“Super Tonic” and the “Single Employer” Test
When paramedic Willard Bohannon, the plaintiff in a recent case from the Western District of Tennessee, was asked by his supervisor at Baptist Memorial Hospital-Tipton (Baptist-Tipton) whether he was keeping “super-tonic” in his locker, he admitted that he was. See Bohannon v. Baptist Memorial Hospital-Tipton, et al., 2010 WL 1856547 (W.D. Tenn. May 7, 2010). Baptist-Tipton promptly had the “super tonic” tested and discovered that it consisted of one part garlic, onion, cayenne pepper, ginger, horseradish, apple cider vinegar, and 2 parts vodka. Mr. Bohannon was subsequently terminated for possessing alcohol on the premises in violation of Baptist-Tipton’s fitness for Duty Policy.
Following his termination, Mr. Bohannon sued both Baptist-Tipton, and its parent company, Baptist Memorial Health Care Corporation (BMHCC), for age discrimination. BMHCC filed a motion for summary judgment, arguing that it was not Bohannon’s employer. The motion turned on whether BMHCC and Baptist-Tipton were so integrated as to constitute a single employer.

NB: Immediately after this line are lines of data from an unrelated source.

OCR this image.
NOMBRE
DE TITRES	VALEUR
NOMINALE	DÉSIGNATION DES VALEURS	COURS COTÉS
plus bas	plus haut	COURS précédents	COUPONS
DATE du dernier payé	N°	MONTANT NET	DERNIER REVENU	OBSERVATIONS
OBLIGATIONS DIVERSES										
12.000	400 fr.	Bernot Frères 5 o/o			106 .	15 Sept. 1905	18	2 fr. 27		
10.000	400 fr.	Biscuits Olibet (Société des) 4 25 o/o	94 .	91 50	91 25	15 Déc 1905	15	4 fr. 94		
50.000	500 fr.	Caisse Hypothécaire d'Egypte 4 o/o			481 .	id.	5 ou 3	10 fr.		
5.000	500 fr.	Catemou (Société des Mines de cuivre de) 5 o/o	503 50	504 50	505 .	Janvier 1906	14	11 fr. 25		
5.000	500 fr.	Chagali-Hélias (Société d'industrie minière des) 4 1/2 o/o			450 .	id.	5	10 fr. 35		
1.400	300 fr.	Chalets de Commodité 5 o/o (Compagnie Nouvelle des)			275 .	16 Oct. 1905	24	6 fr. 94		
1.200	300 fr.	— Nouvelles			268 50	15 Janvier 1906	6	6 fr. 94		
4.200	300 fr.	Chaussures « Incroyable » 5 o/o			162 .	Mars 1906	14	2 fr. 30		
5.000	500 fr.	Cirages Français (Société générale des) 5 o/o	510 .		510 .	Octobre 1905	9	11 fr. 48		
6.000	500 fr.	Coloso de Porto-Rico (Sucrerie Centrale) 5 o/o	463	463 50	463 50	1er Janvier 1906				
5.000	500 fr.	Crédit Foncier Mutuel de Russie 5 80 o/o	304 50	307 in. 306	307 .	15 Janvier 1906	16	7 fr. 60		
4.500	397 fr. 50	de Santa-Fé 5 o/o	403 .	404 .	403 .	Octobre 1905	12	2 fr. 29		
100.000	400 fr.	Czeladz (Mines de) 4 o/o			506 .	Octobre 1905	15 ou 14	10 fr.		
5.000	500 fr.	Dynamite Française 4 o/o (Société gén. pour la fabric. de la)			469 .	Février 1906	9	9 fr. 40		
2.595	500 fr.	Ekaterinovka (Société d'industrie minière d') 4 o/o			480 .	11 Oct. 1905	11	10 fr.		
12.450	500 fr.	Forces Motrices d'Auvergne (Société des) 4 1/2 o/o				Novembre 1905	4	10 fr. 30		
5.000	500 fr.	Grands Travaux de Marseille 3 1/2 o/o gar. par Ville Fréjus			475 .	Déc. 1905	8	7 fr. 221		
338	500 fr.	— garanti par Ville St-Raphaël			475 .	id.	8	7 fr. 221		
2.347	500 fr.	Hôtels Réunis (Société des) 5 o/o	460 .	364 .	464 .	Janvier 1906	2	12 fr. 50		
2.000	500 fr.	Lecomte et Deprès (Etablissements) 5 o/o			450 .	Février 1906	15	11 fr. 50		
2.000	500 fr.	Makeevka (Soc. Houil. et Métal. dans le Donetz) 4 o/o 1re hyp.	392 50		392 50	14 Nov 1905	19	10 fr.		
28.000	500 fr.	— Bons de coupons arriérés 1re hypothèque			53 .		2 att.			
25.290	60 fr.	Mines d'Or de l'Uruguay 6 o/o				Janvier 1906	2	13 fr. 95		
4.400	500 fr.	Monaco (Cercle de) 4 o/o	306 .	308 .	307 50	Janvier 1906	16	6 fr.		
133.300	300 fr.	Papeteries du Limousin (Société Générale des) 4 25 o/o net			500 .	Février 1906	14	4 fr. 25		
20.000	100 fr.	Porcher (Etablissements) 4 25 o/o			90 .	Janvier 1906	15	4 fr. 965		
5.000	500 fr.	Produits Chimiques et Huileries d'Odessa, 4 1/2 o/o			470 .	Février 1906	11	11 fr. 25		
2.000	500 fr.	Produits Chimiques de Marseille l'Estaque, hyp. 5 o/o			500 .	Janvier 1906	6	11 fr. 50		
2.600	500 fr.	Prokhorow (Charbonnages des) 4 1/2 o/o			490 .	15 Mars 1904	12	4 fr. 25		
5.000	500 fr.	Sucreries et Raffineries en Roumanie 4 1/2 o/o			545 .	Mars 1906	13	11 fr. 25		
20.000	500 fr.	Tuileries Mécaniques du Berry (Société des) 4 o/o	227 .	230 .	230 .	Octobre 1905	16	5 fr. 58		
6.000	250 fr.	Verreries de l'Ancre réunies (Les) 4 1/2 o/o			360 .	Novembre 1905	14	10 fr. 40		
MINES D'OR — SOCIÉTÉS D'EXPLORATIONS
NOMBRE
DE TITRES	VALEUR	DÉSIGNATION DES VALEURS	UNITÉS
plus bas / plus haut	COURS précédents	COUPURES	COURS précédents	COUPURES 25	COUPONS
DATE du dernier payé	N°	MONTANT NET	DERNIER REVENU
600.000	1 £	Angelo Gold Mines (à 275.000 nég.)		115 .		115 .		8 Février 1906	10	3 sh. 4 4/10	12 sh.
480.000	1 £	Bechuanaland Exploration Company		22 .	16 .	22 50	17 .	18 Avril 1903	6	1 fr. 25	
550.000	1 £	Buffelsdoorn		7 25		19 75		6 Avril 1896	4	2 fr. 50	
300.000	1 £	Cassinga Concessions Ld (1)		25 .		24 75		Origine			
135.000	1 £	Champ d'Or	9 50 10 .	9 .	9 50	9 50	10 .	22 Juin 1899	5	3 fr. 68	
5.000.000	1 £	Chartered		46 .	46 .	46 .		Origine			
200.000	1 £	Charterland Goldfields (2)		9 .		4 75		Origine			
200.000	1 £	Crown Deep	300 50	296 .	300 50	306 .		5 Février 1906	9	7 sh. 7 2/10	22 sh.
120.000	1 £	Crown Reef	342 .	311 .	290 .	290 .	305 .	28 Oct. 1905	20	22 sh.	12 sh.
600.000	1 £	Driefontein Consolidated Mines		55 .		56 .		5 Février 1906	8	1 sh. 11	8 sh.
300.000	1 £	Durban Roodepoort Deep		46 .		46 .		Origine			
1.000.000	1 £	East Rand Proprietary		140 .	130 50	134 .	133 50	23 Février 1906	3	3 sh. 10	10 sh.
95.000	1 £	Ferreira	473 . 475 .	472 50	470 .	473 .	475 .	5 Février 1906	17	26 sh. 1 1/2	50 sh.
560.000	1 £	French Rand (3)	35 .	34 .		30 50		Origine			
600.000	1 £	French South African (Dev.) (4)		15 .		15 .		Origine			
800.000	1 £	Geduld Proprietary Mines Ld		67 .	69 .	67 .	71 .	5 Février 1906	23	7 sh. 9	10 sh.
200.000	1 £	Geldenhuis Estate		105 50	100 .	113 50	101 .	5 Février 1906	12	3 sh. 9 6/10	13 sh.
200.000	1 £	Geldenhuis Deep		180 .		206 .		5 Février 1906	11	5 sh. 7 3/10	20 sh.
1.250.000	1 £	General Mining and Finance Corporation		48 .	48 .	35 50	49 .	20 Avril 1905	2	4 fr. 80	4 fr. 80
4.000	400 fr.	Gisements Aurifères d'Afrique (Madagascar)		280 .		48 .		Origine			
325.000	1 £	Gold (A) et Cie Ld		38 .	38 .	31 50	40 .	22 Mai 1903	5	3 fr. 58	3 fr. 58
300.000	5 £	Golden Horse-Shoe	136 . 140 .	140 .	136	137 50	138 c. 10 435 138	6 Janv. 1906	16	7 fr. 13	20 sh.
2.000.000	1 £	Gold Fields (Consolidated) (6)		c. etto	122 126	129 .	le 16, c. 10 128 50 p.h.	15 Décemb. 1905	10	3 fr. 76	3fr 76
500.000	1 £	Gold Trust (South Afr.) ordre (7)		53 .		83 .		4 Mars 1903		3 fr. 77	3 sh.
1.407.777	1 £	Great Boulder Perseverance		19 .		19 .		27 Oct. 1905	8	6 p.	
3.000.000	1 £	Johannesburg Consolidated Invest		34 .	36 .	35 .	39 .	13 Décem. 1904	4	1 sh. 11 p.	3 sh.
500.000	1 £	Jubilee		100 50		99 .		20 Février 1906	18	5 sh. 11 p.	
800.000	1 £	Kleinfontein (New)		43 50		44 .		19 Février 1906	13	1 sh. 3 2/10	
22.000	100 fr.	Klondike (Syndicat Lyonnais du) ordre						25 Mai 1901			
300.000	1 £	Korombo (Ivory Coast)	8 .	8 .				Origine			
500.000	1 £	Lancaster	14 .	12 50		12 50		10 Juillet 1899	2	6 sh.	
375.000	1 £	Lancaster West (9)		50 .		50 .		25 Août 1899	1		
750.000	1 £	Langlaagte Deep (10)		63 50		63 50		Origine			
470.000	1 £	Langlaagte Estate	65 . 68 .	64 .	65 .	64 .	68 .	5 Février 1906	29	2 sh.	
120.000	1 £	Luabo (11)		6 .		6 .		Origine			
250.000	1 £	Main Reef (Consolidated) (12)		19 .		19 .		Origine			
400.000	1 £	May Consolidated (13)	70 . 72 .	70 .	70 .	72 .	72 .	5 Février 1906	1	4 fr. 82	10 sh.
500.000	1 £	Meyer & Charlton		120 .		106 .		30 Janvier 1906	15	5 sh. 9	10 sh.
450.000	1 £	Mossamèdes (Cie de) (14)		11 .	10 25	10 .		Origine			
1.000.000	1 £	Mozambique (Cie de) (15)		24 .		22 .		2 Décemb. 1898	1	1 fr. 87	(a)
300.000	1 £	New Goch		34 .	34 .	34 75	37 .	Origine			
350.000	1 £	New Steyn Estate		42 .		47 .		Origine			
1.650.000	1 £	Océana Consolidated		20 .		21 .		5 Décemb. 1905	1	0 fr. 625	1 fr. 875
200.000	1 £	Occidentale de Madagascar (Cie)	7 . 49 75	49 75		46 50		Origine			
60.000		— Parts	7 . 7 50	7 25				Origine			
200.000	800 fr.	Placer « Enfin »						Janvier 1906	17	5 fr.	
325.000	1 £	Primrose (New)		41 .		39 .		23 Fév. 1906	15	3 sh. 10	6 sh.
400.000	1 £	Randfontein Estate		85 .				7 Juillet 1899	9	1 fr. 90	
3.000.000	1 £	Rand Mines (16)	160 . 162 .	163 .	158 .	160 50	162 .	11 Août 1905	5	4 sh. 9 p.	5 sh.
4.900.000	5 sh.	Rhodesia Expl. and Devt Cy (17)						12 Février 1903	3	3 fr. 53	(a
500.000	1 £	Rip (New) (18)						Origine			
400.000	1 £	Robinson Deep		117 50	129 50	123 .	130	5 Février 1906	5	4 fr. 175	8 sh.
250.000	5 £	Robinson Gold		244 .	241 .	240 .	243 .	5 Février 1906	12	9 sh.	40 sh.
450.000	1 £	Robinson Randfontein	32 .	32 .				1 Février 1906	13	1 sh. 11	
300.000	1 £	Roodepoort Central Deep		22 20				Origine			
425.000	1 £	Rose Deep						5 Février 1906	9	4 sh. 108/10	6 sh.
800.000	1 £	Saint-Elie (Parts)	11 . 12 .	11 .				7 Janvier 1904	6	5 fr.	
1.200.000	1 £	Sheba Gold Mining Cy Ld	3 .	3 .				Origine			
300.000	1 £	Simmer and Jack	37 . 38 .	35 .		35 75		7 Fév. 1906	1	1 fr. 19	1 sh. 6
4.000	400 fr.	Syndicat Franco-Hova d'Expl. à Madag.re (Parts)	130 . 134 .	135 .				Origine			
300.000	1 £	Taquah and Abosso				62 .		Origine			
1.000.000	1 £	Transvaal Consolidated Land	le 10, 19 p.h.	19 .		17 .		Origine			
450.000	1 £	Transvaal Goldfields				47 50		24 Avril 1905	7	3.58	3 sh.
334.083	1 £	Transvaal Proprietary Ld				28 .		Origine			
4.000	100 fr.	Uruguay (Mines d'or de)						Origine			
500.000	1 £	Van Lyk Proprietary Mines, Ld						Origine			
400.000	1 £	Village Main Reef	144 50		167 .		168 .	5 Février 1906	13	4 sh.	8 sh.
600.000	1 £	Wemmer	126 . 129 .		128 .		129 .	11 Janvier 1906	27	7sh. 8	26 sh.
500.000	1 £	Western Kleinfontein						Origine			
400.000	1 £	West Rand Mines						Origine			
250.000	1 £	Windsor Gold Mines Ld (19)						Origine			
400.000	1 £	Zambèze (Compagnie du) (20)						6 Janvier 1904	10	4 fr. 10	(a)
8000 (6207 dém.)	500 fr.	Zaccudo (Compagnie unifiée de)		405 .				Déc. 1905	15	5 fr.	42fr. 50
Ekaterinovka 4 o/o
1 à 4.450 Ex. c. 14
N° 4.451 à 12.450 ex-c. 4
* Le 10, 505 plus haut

Using the “single employer” test, the Court determined that the two entities were indeed a single employer, considering the following factors: (1) interrelated operations, (2) common management, (3) common ownership, and, most importantly, (4) centralized control of labor relations. Since BMHCC and Baptist Tipton did not share offices, locations, equipment, or bank accounts, the Court found that the entities’ operations were not interrelated. Additionally, because Baptist-Tipton had its own Administrator, CEO, and managers, independent of BMHCC, the Court also determined that there was no common management between Baptist-Tipton and BMHCC. However, the Court found that the entities shared common ownership, because BMHCC was the sole owner of Baptist-Tipton.
Most importantly, the Court found that the entities utilized centralized control over labor relations. In making that determination, the Court focused on an email that Baptist-Tipton employee had sent to the Human Resources Director at BMHCC. The email, which was entitled “terminationbohannon.doc”, asked simply, “What do you think?” To that, the Human Resources Director responded, “Looks good — let’s roll with….” The Court found that this email exchange (and the fact that it occurred just two days before the termination) showed that Baptist-Tipton sought approval from BMHCC before firing Mr. Bohannon. Thus, for purposes of liability to Mr. Bohannon, the two entities constituted a single employer.